Located in the heart of the Douro Valley, Portugal’s best-known wine region, Wine & Soul spans several picturesque vineyards. This innovative yet rustic winery was founded nearly 10 years ago by Jorge Serôdio Borges and his wife Sandra Tavares da Silva, both of whom wished to channel their extensive experience into a winery that would showcase the traditional varieties and terroir of the Douro Valley on an international level. Initially, Wine & Soul consisted of a lone vineyard, Pintas, located in the Cima Corgo's prized Pinhão Valley. Throughout the years, it expanded to include additional properties, such as the magnificent Quinta da Manoella. Parcels of 80-year-old vines are tucked into terraces carved out by dynamite a century ago. Walls built from the displaced schist border the vines, preventing erosion and enhancing the idyllic landscape. Wine & Soul has received considerable critical praise for its character-driven wines, all of which represent the exceptional terroir of the Douro region.
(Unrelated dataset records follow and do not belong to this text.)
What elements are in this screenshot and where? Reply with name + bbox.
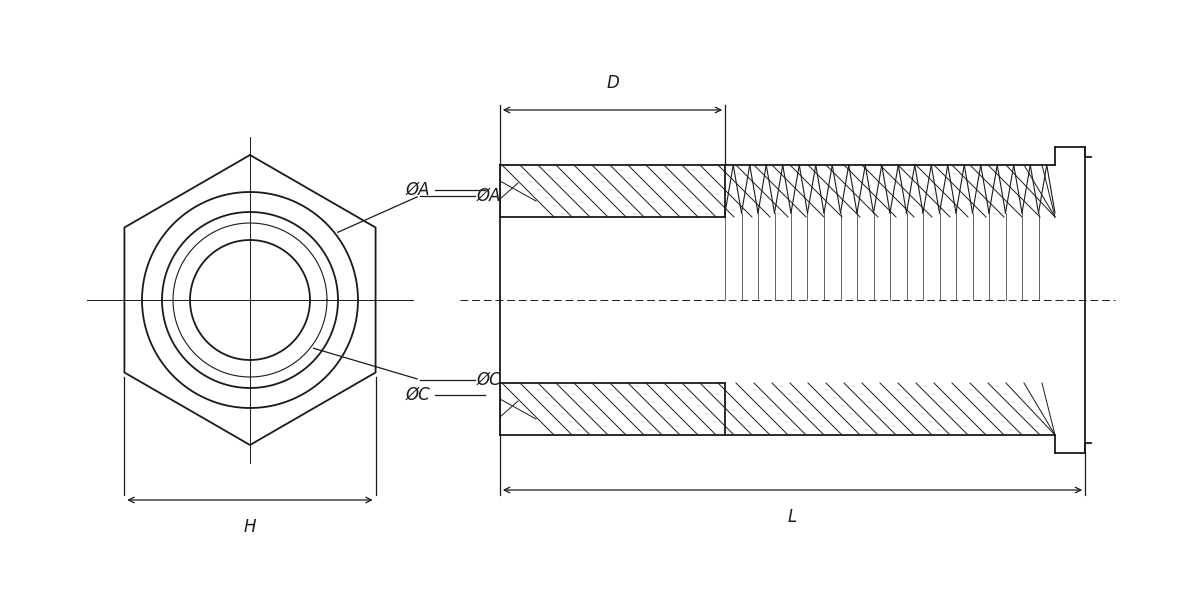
- Text: ØC: ØC: [406, 386, 430, 404]
- Text: L: L: [788, 508, 797, 526]
- Text: H: H: [244, 518, 257, 536]
- Text: ØC: ØC: [478, 371, 502, 389]
- Text: ØA: ØA: [478, 187, 502, 205]
- Text: D: D: [606, 74, 619, 92]
- Text: ØA: ØA: [406, 181, 430, 199]
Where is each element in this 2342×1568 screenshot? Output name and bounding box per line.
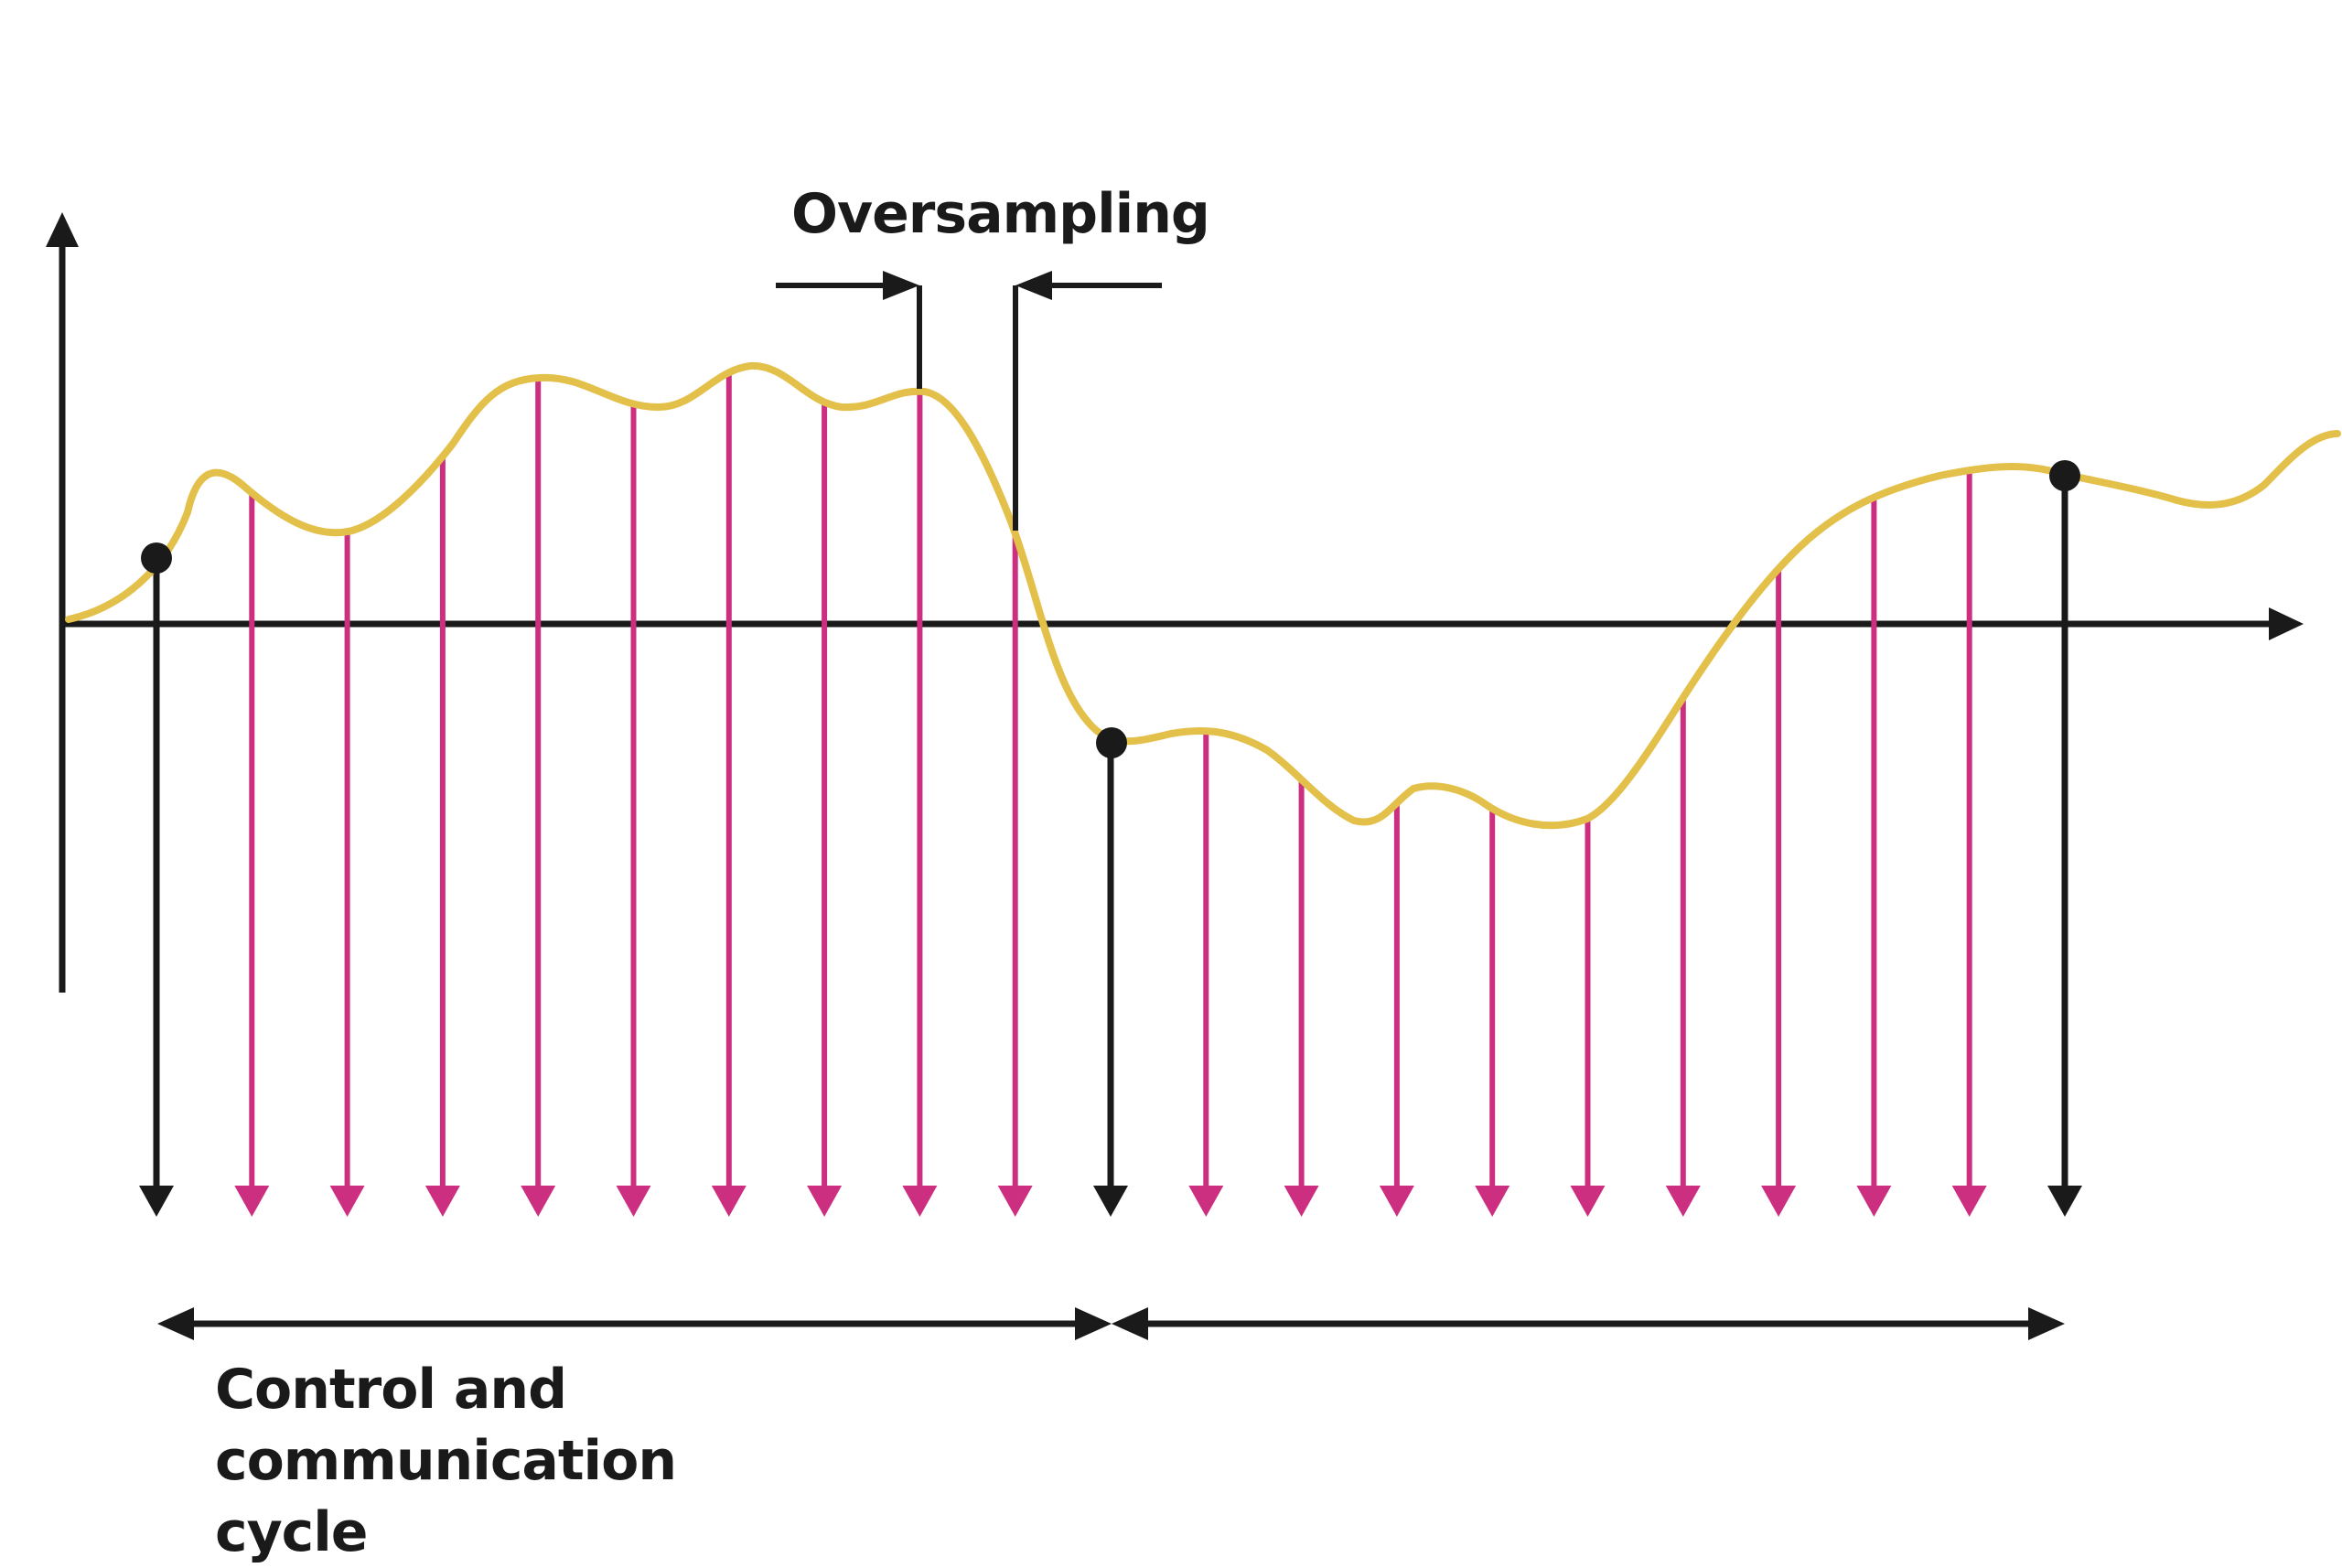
oversample-arrowhead <box>1379 1186 1414 1217</box>
y-axis-arrowhead <box>46 212 79 247</box>
oversample-arrowhead <box>1951 1186 1987 1217</box>
oversample-arrowhead <box>902 1186 938 1217</box>
oversample-arrowhead <box>1856 1186 1892 1217</box>
sample-arrows <box>139 372 2082 1217</box>
sample-point <box>141 542 172 574</box>
cycle-sample-arrowhead <box>139 1186 174 1217</box>
cycle-arrows <box>157 1307 2065 1340</box>
oversample-arrowhead <box>424 1186 460 1217</box>
sample-point <box>2049 460 2080 491</box>
oversample-arrowhead <box>1665 1186 1701 1217</box>
cycle-label-line-2: cycle <box>215 1500 369 1564</box>
oversampling-arrowhead-right <box>1015 271 1052 300</box>
oversampling-label: Oversampling <box>791 182 1210 246</box>
x-axis-arrowhead <box>2269 607 2304 640</box>
sample-points <box>141 460 2080 758</box>
oversampling-arrowhead-left <box>883 271 919 300</box>
oversampling-diagram <box>46 212 2341 1340</box>
cycle-label-line-1: Control and communication <box>215 1358 677 1493</box>
oversample-arrowhead <box>711 1186 747 1217</box>
cycle-sample-arrowhead <box>1093 1186 1128 1217</box>
cycle-arrow-2-head-left <box>1112 1307 1148 1340</box>
cycle-arrow-1-head-left <box>157 1307 194 1340</box>
cycle-arrow-2-head-right <box>2028 1307 2065 1340</box>
oversample-arrowhead <box>1188 1186 1224 1217</box>
oversample-arrowhead <box>521 1186 556 1217</box>
oversample-arrowhead <box>329 1186 365 1217</box>
signal-curve <box>65 361 2341 830</box>
oversample-arrowhead <box>1475 1186 1510 1217</box>
sample-point <box>1096 727 1127 758</box>
oversample-arrowhead <box>1284 1186 1319 1217</box>
oversample-arrowhead <box>1761 1186 1797 1217</box>
oversample-arrowhead <box>234 1186 270 1217</box>
oversample-arrowhead <box>807 1186 843 1217</box>
cycle-sample-arrowhead <box>2047 1186 2082 1217</box>
cycle-label: Control and communication cycle <box>215 1354 1038 1568</box>
oversample-arrowhead <box>616 1186 651 1217</box>
axes <box>46 212 2304 993</box>
oversampling-interval-indicator <box>776 271 1162 531</box>
oversample-arrowhead <box>1570 1186 1606 1217</box>
cycle-arrow-1-head-right <box>1075 1307 1112 1340</box>
oversample-arrowhead <box>997 1186 1033 1217</box>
Natural farming is prioritized, and no chemical fertilizers, pesticides, or herbicides are used. Irrigation is minimal and performed only by hand, and indigenous yeasts are used for almost all fermentation. Organic certification by Sativa is pending. Due to the steep grade of the slopes and the narrow width of the terraces, all grapes must be picked by hand. The fruit is foot-trodden in granite lagares, which yields fine, silky tannins since the process is so gentle on the grapes. The wines are all aged in French barriques.
The home of Port—perhaps the most internationally acclaimed beverage—the Douro region of Portugal is one of the world’s oldest delimited wine regions, established in 1756. The vineyards of the Douro, set on the slopes surrounding the Douro River (known as the Duero in Spain), are incredibly steep, necessitating the use of terracing and thus, manual vineyard management as well as harvesting. The Douro's best sites, rare outcroppings of Cambrian schist, are reserved for vineyards that yield high quality Port.
While more than 100 indigenous varieties are approved for wine production in the Douro, there are five primary grapes that make up most Port and the region's excellent, though less known, red table wines. Touriga Nacional is the finest of these, prized for its deep color, tannins and floral aromatics. Tinta Roriz (Spain's Tempranillo) adds bright acidity and red fruit flavors. Touriga Franca shows great persistence of fruit and Tinta Barroca helps round out the blend with its supple texture. Tinta Cão, a fine but low-yielding variety, is now rarely planted but still highly valued for its ability to produce excellent, complex wines.
White wines, generally crisp, mineral-driven blends of Arinto, Viosinho, Gouveio, Malvasia Fina and an assortment of other rare but local varieties, are produced in small quantities but worth noting.
With hot summers and cool, wet winters, the Duoro has a maritime climate.
With hundreds of red grape varieties to choose from, winemakers have the freedom to create a virtually endless assortment of blended wines. In many European regions, strict laws are in place determining the set of varieties that may be used, but in the New World, experimentation is permitted and encouraged. Blending can be utilized to enhance balance or create complexity, lending different layers of flavors and aromas. For example, a variety that creates a fruity and full-bodied wine would do well combined with one that is naturally high in acidity and tannins. Sometimes small amounts of a particular variety are added to boost color or aromatics. Blending can take place before or after fermentation, with the latter, more popular option giving more control to the winemaker over the final qualities of the wine.